Enfin, la question de la résorption des bidonvilles n’est pas considérée, alors que l’instruction gouvernementale du 28 janvier 2018 prévoit leur résorption dans les 5 ans.
Ces deux éléments montrent à quel point la politique urbaine de Marseille consiste à « choisir » ses habitants, et à considérer avec mépris, et même à refuser à certaines catégories de personnes le droit à un logement.
2. Espaces verts et qualité de vie
Depuis le POS de 2000, la Ville de Marseille a ouvert à l’urbanisation ses derniers espaces de campagne, et la hausse des prix immobiliers a entraîné les promoteurs immobiliers à rechercher et construire sur tous les espaces « vides » de la ville constituée. Or ces espaces n’étaient pas vides, mais pleins de végétation et d’espaces ouverts qui permettaient des usages récréatifs pour les Marseillais. Souvent, c’est la ville de Marseille elle-même qui possédaient ces biens, et les a aliénés au secteur privé au lieu d’en faire des parcs et des jardins. Ainsi en centre ville, la maternité de la Belle de Mai, le square Michel Lévy, la Villa Valmer, l’îlot Chanterelle, etc. sont les symboles de la bétonisation de la ville et de la transformation d’espaces verts en ensembles immobiliers et privatifs.
Cette situation n’est plus tenable. Elle empêche les Marseillais de jouir d’un droit fondamental à un cadre de vie de qualité minimum. Elle pèse sur la santé des personnes, sur le bien être des enfants, et amène les Marseillais à quitter leur ville. Comment vouloir attirer des populations si on leur propose un environnement dégradé qui les pousse à s’enfuir ?
Le PADD affirme une volonté de préserver un « écrin vert et bleu », et de lutter contre les îlots de chaleur. Mais dans la réalité du PLU, les emplacements réservés pour de nouveaux espaces verts sont presque inexistants. A part deux parcs de taille importante (le parc des Aygalades sur Euromed2 et le parc du belvédère de Séon), projets déjà anciens et qui sont le fruit d’inconstructibilité liée à des risques naturels, le PLUi ne propose pas de développement des espaces verts dans le tissu urbain.
Il reste pourtant des opportunités de création d’espaces verts sur des friches agricoles, des grandes unités foncières bastidaires privées ou publiques, et sur les nombreuses friches d’activités. De même dans la cas où des îlots entiers se révèlent insalubres, ou à reconstruire, des espaces verts sont possibles. C’est pourquoi nous demandons :
• La création de parcs et espaces verts, intégrant des jeux pour enfant, dans toutes les opérations immobilières intervenant sur une surface supérieure à 1000 m².

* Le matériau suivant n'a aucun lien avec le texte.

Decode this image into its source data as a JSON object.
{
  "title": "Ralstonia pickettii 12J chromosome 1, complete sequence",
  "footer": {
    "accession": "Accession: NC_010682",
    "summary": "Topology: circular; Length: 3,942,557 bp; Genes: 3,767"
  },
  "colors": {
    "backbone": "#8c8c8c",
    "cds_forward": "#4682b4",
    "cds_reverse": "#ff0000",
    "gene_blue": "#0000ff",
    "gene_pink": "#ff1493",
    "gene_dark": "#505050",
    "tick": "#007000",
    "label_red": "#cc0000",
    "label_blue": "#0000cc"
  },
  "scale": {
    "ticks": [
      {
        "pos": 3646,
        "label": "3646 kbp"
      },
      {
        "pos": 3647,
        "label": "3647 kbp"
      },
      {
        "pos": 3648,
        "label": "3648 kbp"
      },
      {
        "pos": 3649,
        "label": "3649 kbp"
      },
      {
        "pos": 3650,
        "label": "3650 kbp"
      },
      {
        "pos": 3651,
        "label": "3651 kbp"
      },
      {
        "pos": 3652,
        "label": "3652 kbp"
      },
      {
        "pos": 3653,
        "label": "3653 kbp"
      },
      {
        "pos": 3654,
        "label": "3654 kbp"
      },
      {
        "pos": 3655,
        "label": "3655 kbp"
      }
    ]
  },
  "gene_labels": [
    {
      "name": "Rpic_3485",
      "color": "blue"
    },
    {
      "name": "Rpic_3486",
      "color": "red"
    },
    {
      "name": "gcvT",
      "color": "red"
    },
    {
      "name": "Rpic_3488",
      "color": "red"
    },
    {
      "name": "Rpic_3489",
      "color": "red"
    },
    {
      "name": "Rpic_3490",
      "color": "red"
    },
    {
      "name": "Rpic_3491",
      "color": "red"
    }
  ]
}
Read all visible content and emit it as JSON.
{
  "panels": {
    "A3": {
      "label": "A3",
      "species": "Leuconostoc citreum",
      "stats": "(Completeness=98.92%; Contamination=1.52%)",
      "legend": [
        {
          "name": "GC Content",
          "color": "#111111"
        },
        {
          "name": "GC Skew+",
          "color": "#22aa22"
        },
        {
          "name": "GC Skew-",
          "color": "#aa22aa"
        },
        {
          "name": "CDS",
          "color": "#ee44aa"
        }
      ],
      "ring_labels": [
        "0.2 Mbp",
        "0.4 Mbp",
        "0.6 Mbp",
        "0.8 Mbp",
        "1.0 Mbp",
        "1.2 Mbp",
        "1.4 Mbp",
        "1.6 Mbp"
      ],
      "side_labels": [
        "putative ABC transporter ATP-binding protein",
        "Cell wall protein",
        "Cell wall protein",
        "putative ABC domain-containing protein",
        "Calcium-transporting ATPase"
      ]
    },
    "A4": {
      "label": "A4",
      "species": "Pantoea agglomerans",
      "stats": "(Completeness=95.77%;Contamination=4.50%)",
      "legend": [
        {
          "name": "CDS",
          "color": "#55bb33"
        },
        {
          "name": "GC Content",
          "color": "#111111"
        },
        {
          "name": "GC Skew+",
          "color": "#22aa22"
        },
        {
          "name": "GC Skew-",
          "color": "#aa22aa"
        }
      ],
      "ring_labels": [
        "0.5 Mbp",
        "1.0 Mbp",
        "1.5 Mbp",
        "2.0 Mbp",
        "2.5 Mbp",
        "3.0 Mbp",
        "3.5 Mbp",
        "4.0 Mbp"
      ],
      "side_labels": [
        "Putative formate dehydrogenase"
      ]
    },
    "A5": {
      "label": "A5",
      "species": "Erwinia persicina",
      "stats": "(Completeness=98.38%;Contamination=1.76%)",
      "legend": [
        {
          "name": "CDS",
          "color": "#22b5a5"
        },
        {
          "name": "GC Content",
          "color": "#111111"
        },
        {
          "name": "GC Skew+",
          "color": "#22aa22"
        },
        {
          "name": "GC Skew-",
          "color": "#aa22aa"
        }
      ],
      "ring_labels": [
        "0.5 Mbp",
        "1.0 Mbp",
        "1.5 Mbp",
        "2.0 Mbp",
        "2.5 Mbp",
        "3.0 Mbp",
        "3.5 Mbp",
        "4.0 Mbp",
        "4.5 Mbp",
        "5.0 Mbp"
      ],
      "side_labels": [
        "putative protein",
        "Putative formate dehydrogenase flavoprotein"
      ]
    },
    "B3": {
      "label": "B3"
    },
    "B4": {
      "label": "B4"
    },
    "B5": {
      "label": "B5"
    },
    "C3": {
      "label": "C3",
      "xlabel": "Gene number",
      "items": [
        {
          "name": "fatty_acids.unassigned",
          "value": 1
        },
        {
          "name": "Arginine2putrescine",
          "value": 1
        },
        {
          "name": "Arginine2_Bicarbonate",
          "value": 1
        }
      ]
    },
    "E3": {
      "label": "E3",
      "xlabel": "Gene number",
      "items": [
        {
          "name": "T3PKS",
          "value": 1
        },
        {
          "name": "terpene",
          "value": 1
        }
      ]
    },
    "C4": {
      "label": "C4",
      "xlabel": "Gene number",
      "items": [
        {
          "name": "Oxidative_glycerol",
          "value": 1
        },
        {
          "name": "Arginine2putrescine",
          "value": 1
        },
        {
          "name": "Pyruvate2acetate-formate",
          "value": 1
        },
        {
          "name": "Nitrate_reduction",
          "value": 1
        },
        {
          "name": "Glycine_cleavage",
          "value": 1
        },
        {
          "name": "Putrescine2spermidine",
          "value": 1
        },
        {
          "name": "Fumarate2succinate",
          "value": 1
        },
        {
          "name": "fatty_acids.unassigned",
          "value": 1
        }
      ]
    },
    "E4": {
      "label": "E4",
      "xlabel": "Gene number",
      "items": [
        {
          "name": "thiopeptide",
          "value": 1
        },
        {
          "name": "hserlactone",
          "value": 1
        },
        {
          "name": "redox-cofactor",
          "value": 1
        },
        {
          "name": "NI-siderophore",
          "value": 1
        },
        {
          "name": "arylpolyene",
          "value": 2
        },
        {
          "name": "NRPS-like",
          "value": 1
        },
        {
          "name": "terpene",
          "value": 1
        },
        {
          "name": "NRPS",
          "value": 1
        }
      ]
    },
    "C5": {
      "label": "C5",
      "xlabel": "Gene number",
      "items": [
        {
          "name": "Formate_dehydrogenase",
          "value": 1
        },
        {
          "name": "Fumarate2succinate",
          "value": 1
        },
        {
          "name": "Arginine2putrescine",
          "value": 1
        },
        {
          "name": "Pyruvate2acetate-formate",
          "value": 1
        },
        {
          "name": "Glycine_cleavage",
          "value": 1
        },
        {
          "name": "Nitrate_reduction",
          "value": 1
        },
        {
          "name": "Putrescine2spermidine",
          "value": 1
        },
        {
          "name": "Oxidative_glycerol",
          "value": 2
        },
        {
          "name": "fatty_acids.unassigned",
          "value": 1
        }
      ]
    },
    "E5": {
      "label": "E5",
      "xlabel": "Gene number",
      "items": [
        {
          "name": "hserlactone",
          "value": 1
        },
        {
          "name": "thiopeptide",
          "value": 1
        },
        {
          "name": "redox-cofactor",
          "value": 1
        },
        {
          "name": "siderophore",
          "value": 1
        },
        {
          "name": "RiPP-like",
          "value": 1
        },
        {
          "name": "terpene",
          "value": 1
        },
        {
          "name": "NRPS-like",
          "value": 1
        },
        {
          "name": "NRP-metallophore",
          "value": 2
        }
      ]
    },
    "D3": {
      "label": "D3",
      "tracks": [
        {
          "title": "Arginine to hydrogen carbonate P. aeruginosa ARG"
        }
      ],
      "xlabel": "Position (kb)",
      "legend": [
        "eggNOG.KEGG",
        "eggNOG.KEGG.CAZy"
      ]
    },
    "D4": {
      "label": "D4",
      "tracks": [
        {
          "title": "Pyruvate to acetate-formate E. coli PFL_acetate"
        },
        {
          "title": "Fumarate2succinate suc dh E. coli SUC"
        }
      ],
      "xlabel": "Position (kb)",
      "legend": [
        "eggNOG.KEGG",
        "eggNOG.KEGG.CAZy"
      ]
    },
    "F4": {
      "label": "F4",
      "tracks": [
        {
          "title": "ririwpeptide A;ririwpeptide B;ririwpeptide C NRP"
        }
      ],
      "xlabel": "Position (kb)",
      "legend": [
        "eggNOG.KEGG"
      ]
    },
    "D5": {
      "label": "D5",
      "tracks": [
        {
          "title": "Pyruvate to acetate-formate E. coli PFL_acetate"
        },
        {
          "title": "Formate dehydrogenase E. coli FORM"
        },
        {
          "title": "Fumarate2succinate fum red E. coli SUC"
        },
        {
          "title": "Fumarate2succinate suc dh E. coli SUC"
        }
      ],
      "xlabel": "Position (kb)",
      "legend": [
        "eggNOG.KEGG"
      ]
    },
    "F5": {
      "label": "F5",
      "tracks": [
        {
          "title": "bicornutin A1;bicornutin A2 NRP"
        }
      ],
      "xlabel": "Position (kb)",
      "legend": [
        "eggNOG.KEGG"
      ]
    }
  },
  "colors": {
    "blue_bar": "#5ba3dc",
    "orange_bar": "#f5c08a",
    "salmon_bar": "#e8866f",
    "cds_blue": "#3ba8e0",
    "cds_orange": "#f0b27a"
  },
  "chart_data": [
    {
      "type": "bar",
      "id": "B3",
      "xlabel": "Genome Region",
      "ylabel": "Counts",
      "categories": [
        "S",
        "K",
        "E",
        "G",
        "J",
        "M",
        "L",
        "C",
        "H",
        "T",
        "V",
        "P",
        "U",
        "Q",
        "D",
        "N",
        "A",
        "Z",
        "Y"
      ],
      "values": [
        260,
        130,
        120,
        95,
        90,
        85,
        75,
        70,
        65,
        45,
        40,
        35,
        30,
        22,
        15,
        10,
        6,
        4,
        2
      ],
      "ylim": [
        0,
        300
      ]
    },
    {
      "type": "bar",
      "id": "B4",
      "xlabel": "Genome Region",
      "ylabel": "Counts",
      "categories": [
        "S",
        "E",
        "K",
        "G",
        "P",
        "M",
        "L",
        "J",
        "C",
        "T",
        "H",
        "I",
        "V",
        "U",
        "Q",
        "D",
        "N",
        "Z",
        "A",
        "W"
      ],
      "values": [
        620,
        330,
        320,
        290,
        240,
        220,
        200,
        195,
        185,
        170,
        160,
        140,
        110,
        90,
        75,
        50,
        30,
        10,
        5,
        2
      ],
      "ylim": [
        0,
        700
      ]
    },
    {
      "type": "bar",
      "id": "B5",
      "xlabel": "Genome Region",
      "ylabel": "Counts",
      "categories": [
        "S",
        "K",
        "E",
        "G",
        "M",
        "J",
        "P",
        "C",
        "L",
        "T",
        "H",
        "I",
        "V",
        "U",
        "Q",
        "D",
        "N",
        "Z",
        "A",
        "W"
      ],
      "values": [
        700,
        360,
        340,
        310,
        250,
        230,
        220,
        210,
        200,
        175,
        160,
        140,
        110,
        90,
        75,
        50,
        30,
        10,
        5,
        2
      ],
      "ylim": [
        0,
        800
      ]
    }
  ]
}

• La suppression de toute possibilité de réaliser un équipement de type parking sur les parcelles du Parc Longchamp.
• L’inscription d’emplacements réservés pour des espaces verts publics sur les zones d’activités ou d’habitat, à raison d’au moins un emplacement réservé par quartier (soit au moins 110 emplacements).
• La compensation systématique de tout arbre supprimé dans les espaces publics ou privés, par la replantation de 3 arbres au minimum, en application du principe ERC du Code de l’environnement.
• La compensation systématique de toute artificialisation des sols dans les espaces publics ou privés, par la réouverture et la perméabilisation des sols d’une surface au moins double.
Enfin, c’est à une mise à niveau environnemental globale que le PLU devrait servir et notamment à atteindre les exigences de l’accord de Paris et de la lutte contre le réchauffement.
C’est pourquoi nous demandons :
• Que toute nouvelle opération immobilière soit obligatoirement couverte de toiture photovoltaïque. De même, le PLUi devrait fixer des objectifs chiffrés de couverture photovoltaïque sur les bâtiments publics existants.
• Que les espaces publics soient systématiquement plantés, afin de diminuer efficacement la température de la ville dans les périodes estivales.
• De renforcer les dispositions favorisant l’implantation de voies réservées à la circulation douce/mobilité active et l’intermodalité.